Journey grabbed his legal pad from the desk. “He’s not really my friend, but he is a colleague. Knows his stuff, though.” He settled into the chair. “Every other year I teach a class called Spies and Espionage in the Civil War. Very popular, as you might imagine, even with nonhistory majors. So I’m more than a little familiar with Rose O’Neale Greenhow. But I brushed up a bit after your call.”
Tolman sipped her drink. “You make a damn good Bloody Mary, Professor.” She raised her glass to him. “Tell me about this Rose, and the connect
ion to Wilmington and Fort Fisher.”
“Her only real connection to Fort Fisher was that she drowned within sight of it. But we need to back up a bit and explain who she was and why she was on that ship at all.”
“Can we have the abridged version? I’m sure it’s a brilliant lecture, but let’s skip the stuff like what color dress she wore and all that. I need facts that relate to why Dana mentioned her when she was dying, and how it relates to this letter.”
Journey smiled a little. “You’ve been shot at today, so I’ll give you a break. I’ll stick to the highlights.”
“Eternally grateful.” Tolman crossed her legs at the ankles, leaned her head against the cushion of the sofa, and closed her eyes.
“Rose O’Neale Greenhow,” Journey said. “I’ll skip everything up to the beginning of the war, except to say that she was born in Maryland, and her father was a slave owner who was supposedly murdered by one of his own slaves.
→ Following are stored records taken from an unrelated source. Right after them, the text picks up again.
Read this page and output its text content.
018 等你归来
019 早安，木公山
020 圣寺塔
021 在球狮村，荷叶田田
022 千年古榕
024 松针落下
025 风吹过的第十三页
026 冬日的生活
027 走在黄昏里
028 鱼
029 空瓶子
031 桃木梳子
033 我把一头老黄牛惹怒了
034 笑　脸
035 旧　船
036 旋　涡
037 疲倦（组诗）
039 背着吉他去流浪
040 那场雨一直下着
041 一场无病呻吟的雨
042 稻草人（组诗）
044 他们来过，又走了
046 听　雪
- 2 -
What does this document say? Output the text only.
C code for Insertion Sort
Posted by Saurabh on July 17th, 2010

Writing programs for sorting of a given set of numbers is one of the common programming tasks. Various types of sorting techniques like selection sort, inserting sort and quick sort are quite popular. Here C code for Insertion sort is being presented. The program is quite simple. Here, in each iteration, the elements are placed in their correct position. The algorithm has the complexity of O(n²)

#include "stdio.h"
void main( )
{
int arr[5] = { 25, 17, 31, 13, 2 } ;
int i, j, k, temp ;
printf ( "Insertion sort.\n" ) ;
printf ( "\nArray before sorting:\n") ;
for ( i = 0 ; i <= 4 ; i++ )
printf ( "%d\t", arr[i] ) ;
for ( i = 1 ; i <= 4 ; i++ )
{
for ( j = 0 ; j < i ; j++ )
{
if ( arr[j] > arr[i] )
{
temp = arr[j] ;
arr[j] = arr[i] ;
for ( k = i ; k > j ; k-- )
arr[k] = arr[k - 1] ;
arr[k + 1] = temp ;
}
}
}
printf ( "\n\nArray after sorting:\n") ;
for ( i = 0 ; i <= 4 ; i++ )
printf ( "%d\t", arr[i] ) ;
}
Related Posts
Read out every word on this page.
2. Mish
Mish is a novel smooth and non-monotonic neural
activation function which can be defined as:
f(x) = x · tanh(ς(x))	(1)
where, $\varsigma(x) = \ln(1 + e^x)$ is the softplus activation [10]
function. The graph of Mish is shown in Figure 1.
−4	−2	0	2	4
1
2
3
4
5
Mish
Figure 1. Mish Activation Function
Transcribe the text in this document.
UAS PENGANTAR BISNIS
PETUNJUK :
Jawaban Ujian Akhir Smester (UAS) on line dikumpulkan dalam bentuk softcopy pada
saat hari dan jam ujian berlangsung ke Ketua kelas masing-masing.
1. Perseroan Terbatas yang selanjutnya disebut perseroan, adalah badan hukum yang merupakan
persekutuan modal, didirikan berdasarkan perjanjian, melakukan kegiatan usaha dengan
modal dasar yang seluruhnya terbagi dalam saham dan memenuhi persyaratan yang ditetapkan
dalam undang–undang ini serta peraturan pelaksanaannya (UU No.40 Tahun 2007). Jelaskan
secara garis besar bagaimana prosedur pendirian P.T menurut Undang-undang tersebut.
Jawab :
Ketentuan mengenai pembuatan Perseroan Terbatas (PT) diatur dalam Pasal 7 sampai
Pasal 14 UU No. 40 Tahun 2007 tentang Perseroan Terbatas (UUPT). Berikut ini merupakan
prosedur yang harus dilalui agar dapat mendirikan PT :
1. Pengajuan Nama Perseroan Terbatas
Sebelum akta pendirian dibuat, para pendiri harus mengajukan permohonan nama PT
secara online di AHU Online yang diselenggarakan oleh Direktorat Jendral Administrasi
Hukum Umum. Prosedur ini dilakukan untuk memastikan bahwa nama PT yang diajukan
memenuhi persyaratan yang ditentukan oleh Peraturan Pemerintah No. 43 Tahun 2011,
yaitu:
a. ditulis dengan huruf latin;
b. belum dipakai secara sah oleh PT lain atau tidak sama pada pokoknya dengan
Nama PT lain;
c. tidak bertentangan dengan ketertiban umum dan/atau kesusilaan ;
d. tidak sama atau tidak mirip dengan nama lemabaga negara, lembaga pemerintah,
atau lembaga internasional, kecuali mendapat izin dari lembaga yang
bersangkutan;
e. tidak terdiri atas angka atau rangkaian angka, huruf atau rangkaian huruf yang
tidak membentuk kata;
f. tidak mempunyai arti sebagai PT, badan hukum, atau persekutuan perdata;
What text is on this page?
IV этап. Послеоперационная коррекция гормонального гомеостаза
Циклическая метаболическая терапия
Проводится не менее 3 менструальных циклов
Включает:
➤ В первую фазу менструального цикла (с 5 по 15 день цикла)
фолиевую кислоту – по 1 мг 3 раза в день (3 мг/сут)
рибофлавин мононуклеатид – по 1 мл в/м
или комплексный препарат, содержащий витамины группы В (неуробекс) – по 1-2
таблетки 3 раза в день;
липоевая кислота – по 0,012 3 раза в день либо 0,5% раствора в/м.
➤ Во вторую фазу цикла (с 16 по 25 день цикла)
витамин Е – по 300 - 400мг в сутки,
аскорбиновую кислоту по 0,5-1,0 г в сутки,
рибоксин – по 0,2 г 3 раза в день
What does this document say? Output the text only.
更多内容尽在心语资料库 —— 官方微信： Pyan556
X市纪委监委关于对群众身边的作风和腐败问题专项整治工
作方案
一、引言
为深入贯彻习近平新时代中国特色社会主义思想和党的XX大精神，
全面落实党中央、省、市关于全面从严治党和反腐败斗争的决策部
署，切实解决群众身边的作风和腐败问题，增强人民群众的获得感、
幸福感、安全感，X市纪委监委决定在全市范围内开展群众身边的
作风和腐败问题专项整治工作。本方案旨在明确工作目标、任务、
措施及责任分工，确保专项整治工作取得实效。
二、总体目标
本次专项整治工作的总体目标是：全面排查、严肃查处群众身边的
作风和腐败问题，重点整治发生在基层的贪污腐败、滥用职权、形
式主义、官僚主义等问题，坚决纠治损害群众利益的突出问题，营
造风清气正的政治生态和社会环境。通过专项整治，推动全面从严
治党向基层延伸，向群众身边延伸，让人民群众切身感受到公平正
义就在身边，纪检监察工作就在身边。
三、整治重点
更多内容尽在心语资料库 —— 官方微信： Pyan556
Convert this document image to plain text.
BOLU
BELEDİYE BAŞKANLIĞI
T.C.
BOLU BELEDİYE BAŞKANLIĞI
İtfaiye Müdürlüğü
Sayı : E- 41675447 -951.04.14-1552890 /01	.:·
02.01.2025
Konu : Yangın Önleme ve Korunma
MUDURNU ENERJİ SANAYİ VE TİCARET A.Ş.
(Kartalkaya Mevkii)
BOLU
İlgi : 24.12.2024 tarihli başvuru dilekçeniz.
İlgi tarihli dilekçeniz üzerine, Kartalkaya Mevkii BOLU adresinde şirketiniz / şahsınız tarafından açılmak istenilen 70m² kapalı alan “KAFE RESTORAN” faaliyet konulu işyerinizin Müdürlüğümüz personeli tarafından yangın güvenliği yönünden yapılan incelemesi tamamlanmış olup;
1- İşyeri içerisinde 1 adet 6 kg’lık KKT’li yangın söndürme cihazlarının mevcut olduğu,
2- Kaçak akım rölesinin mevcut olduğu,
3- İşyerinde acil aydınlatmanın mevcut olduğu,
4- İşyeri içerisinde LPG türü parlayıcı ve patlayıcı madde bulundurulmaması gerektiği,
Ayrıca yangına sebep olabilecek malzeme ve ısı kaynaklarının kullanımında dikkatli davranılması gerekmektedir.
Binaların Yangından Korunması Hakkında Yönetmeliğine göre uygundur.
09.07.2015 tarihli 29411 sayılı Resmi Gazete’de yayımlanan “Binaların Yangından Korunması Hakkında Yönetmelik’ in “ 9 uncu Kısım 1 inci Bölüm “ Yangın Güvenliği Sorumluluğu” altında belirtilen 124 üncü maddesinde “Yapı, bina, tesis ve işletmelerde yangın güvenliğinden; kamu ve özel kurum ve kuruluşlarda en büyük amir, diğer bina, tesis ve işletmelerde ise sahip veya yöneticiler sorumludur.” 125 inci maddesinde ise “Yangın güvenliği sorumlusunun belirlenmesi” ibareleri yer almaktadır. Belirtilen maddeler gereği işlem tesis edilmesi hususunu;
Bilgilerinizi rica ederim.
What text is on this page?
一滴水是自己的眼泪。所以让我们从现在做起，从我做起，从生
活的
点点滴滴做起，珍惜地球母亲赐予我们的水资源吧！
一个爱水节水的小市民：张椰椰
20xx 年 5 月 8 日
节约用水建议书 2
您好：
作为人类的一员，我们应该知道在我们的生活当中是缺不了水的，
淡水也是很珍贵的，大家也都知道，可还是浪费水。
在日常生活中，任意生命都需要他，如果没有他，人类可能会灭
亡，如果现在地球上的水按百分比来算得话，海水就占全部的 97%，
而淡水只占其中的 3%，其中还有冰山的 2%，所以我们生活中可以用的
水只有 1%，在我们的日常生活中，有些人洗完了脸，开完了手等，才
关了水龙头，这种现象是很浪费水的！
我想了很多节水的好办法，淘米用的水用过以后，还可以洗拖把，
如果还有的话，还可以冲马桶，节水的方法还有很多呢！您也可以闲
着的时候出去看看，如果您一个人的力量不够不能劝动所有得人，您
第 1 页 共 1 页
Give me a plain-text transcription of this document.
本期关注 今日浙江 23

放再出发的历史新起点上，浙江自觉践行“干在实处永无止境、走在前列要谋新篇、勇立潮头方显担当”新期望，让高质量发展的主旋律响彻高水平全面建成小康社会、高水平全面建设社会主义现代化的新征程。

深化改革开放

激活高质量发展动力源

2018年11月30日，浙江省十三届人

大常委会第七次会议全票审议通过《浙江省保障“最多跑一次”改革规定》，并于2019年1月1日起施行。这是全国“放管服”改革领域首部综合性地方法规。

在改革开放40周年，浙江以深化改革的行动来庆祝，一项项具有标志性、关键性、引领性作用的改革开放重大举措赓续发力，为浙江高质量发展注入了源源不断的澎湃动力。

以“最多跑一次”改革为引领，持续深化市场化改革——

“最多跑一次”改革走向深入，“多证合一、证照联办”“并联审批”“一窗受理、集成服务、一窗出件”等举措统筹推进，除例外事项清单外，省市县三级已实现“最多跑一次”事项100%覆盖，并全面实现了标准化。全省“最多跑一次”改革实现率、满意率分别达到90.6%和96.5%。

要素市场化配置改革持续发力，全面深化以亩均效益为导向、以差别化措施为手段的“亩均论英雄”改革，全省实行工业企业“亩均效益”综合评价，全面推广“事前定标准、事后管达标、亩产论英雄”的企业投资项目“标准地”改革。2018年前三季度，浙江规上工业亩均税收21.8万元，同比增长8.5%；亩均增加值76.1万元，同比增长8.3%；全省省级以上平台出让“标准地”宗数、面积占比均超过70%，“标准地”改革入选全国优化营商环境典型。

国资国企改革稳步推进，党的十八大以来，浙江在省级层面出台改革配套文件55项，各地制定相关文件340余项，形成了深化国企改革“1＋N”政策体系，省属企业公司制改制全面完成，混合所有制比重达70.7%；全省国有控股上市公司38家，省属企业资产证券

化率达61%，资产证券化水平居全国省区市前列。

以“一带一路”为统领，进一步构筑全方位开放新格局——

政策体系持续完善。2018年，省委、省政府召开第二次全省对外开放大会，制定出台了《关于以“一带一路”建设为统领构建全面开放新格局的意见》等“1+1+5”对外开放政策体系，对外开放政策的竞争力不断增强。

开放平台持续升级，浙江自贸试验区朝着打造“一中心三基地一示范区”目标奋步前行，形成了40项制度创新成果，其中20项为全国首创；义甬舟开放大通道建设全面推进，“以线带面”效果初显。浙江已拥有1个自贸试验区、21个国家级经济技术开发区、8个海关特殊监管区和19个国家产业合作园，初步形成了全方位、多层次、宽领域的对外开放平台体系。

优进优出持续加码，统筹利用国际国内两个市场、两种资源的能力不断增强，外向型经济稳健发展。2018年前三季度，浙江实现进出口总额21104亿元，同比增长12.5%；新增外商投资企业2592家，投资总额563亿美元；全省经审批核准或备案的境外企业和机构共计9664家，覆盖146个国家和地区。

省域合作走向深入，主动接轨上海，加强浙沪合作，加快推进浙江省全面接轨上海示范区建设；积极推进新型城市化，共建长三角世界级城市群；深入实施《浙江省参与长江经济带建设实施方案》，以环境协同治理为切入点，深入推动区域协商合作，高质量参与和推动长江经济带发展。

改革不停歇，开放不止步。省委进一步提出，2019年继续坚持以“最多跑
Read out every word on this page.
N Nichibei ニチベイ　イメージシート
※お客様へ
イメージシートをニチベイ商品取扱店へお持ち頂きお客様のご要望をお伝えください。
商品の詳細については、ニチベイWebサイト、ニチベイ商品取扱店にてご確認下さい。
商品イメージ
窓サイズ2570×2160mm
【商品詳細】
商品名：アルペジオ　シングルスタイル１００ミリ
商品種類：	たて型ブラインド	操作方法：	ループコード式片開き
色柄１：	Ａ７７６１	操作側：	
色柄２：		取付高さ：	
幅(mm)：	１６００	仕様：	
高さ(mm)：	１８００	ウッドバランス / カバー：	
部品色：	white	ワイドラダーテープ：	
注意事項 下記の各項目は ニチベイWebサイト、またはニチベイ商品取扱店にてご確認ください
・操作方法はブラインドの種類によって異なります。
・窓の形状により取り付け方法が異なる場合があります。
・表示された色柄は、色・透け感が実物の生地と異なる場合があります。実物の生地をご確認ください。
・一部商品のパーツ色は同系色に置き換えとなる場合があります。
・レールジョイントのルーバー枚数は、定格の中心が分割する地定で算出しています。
By the time of the war, Rose was a widow in her forties, one of Washington’s leading hostesses, and strongly in favor of secession. She was what we would call today a Washington insider, having lived in the city for many years and knowing most of the powerful men.”
“Knowing powerful men,” Tolman said, eyes still closed. “What kind of ‘knowing’ are we talking about here?”
“Hard to tell. She may have had a few lovers, but she was discreet. Thought you didn’t want irrelevant details.”
“I don’t. But if there’s any sex in the story, that livens things up a bit.”
“Uh-huh. Anyway, Rose knew everyone in D.C. and they all knew where she stood on secession. So after the hostilities started, she was in a position to know things. The first real battle of the war was at Manassas, or Bull Run, in July of 1861. In the days leading up to it, Rose used her contacts in Washington to find out the movements of the Union army. She passed that to General Beauregard, who was in command of the Confederate troops in the area. The battle turned into a rout, and it shocked the North. People had thought this thing would be over in a matter of days or weeks, but Manassas showed them the Confederates were serious, and weren’t going away.”